Portugal, um país que usufruiu do apoio do FNUAP após 1974, sendo hoje o 6.º país do mundo onde é

mais seguro estar grávida e dar à luz, tem apoiado esta agenda global, através da Cooperação Portuguesa,

com especial enfoque no apoio aos países da CPLP.

O Parlamento português tem mantido ao logo das últimas legislaturas um Grupo Parlamentar para a

População e Desenvolvimento, de modo a acompanhar a implementação do Plano de Ação da CIPD,

respeitando uma recomendação da declaração do Cairo relativa aos Parlamentos Nacionais.

Portugal fez-se representar em Nairobi ao mais alto nível, através do Ministro dos Negócios Estrangeiros,

reforçando assim o compromisso com este Plano de Ação agora renovado em Nairobi.

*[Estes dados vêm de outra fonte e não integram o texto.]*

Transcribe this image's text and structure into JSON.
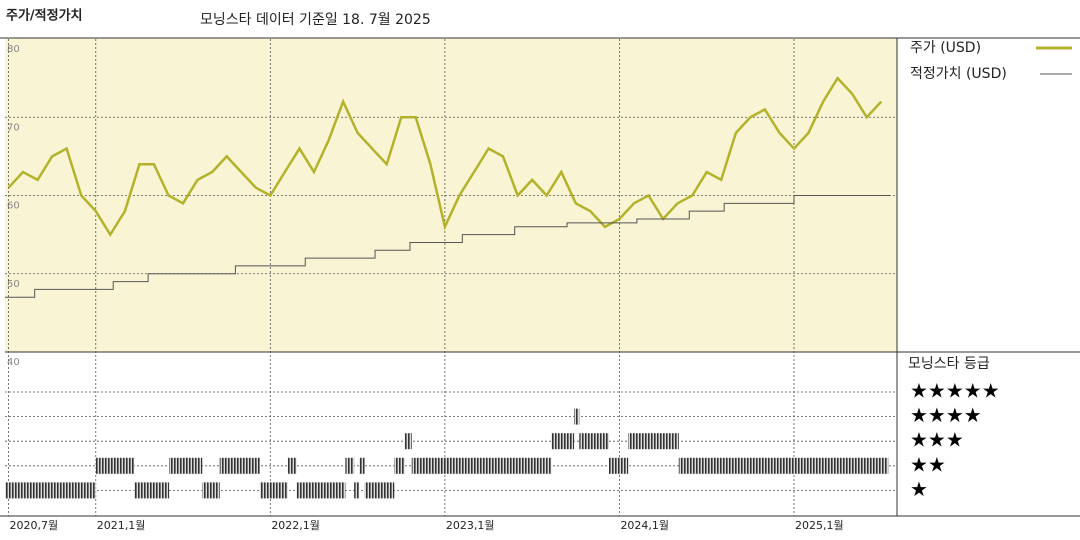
{
  "chart_data": {
    "type": "line",
    "title": "주가/적정가치",
    "subtitle": "모닝스타 데이터 기준일 18. 7월 2025",
    "rating_title": "모닝스타 등급",
    "xlim": [
      2020.48,
      2025.55
    ],
    "xticks": [
      {
        "value": 2020.5,
        "label": "2020,7월"
      },
      {
        "value": 2021,
        "label": "2021,1월"
      },
      {
        "value": 2022,
        "label": "2022,1월"
      },
      {
        "value": 2023,
        "label": "2023,1월"
      },
      {
        "value": 2024,
        "label": "2024,1월"
      },
      {
        "value": 2025,
        "label": "2025,1월"
      }
    ],
    "ylim": [
      40,
      80
    ],
    "yticks": [
      40,
      50,
      60,
      70,
      80
    ],
    "grid": true,
    "series": [
      {
        "name": "주가 (USD)",
        "color": "#b3b22a",
        "x": [
          2020.5,
          2020.583,
          2020.667,
          2020.75,
          2020.833,
          2020.917,
          2021,
          2021.083,
          2021.167,
          2021.25,
          2021.333,
          2021.417,
          2021.5,
          2021.583,
          2021.667,
          2021.75,
          2021.833,
          2021.917,
          2022,
          2022.083,
          2022.167,
          2022.25,
          2022.333,
          2022.417,
          2022.5,
          2022.583,
          2022.667,
          2022.75,
          2022.833,
          2022.917,
          2023,
          2023.083,
          2023.167,
          2023.25,
          2023.333,
          2023.417,
          2023.5,
          2023.583,
          2023.667,
          2023.75,
          2023.833,
          2023.917,
          2024,
          2024.083,
          2024.167,
          2024.25,
          2024.333,
          2024.417,
          2024.5,
          2024.583,
          2024.667,
          2024.75,
          2024.833,
          2024.917,
          2025,
          2025.083,
          2025.167,
          2025.25,
          2025.333,
          2025.417,
          2025.5
        ],
        "values": [
          61,
          63,
          62,
          65,
          66,
          60,
          58,
          55,
          58,
          64,
          64,
          60,
          59,
          62,
          63,
          65,
          63,
          61,
          60,
          63,
          66,
          63,
          67,
          72,
          68,
          66,
          64,
          70,
          70,
          64,
          56,
          60,
          63,
          66,
          65,
          60,
          62,
          60,
          63,
          59,
          58,
          56,
          57,
          59,
          60,
          57,
          59,
          60,
          63,
          62,
          68,
          70,
          71,
          68,
          66,
          68,
          72,
          75,
          73,
          70,
          72
        ]
      },
      {
        "name": "적정가치 (USD)",
        "color": "#555555",
        "step": true,
        "x": [
          2020.48,
          2020.65,
          2021.1,
          2021.3,
          2021.8,
          2022.2,
          2022.6,
          2022.8,
          2023.1,
          2023.4,
          2023.7,
          2024.1,
          2024.4,
          2024.6,
          2025,
          2025.55
        ],
        "values": [
          47,
          48,
          49,
          50,
          51,
          52,
          53,
          54,
          55,
          56,
          56.5,
          57,
          58,
          59,
          60,
          60
        ]
      }
    ],
    "rating_levels": [
      1,
      2,
      3,
      4,
      5
    ],
    "rating_labels": [
      "★",
      "★★",
      "★★★",
      "★★★★",
      "★★★★★"
    ],
    "ratings": [
      {
        "start": 2020.48,
        "end": 2021.0,
        "stars": 1
      },
      {
        "start": 2021.0,
        "end": 2021.22,
        "stars": 2
      },
      {
        "start": 2021.22,
        "end": 2021.42,
        "stars": 1
      },
      {
        "start": 2021.42,
        "end": 2021.61,
        "stars": 2
      },
      {
        "start": 2021.61,
        "end": 2021.71,
        "stars": 1
      },
      {
        "start": 2021.71,
        "end": 2021.94,
        "stars": 2
      },
      {
        "start": 2021.94,
        "end": 2022.1,
        "stars": 1
      },
      {
        "start": 2022.1,
        "end": 2022.15,
        "stars": 2
      },
      {
        "start": 2022.15,
        "end": 2022.43,
        "stars": 1
      },
      {
        "start": 2022.43,
        "end": 2022.48,
        "stars": 2
      },
      {
        "start": 2022.48,
        "end": 2022.51,
        "stars": 1
      },
      {
        "start": 2022.51,
        "end": 2022.54,
        "stars": 2
      },
      {
        "start": 2022.54,
        "end": 2022.71,
        "stars": 1
      },
      {
        "start": 2022.71,
        "end": 2022.77,
        "stars": 2
      },
      {
        "start": 2022.77,
        "end": 2022.81,
        "stars": 3
      },
      {
        "start": 2022.81,
        "end": 2023.61,
        "stars": 2
      },
      {
        "start": 2023.61,
        "end": 2023.74,
        "stars": 3
      },
      {
        "start": 2023.74,
        "end": 2023.77,
        "stars": 4
      },
      {
        "start": 2023.77,
        "end": 2023.94,
        "stars": 3
      },
      {
        "start": 2023.94,
        "end": 2024.05,
        "stars": 2
      },
      {
        "start": 2024.05,
        "end": 2024.34,
        "stars": 3
      },
      {
        "start": 2024.34,
        "end": 2025.54,
        "stars": 2
      }
    ]
  }
}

A Assembleia da República, reunida em Plenário, saúda a realização da CIPD 25 e assume o compromisso

de continuar a envidar todos os esforços, através da sua atividade e em particular do Grupo Parlamentar

Português para a População e Desenvolvimento, para que a agenda de Nairobi seja cumprida.

Palácio de São Bento, 15 de novembro de 2019.

Os Deputados do PS: Catarina Marcelino — Francisco Rocha — José Rui Cruz — Lara Martinho — Isabel

Rodrigues — João Azevedo Castro — Isabel Oneto — Hortense Martins — Pedro Delgado Alves — Maria da

Graça Reis — Susana Correia — Marta Freitas — Norberto Patinho — José Manuel Carpinteira — Lúcia

Araújo Silva — João Gouveia — Hugo Oliveira — Cristina Sousa — Pedro Sousa — Carla Sousa — Pedro do

Carmo — Filipe Pacheco — Eurídice Pereira — Joana Bento — Cristina Moreira — João Ataíde — Olavo

Câmara — Santinho Pacheco — Carlos Brás — Mara Coelho — Romualda Fernandes — Sara Velez — Maria

Begonha — Fernando Paulo Ferreira — Hugo Carvalho — Palmira Maciel — Bruno Aragão — Ricardo

Pinheiro — Rita Borges Madeira — Elza Pais — Ana Passos — Célia Paz — Cristina Jesus — Raul Miguel

Castro — Ana Maria Silva — Joana Sá Pereira — Nuno Fazenda — Vera Braz.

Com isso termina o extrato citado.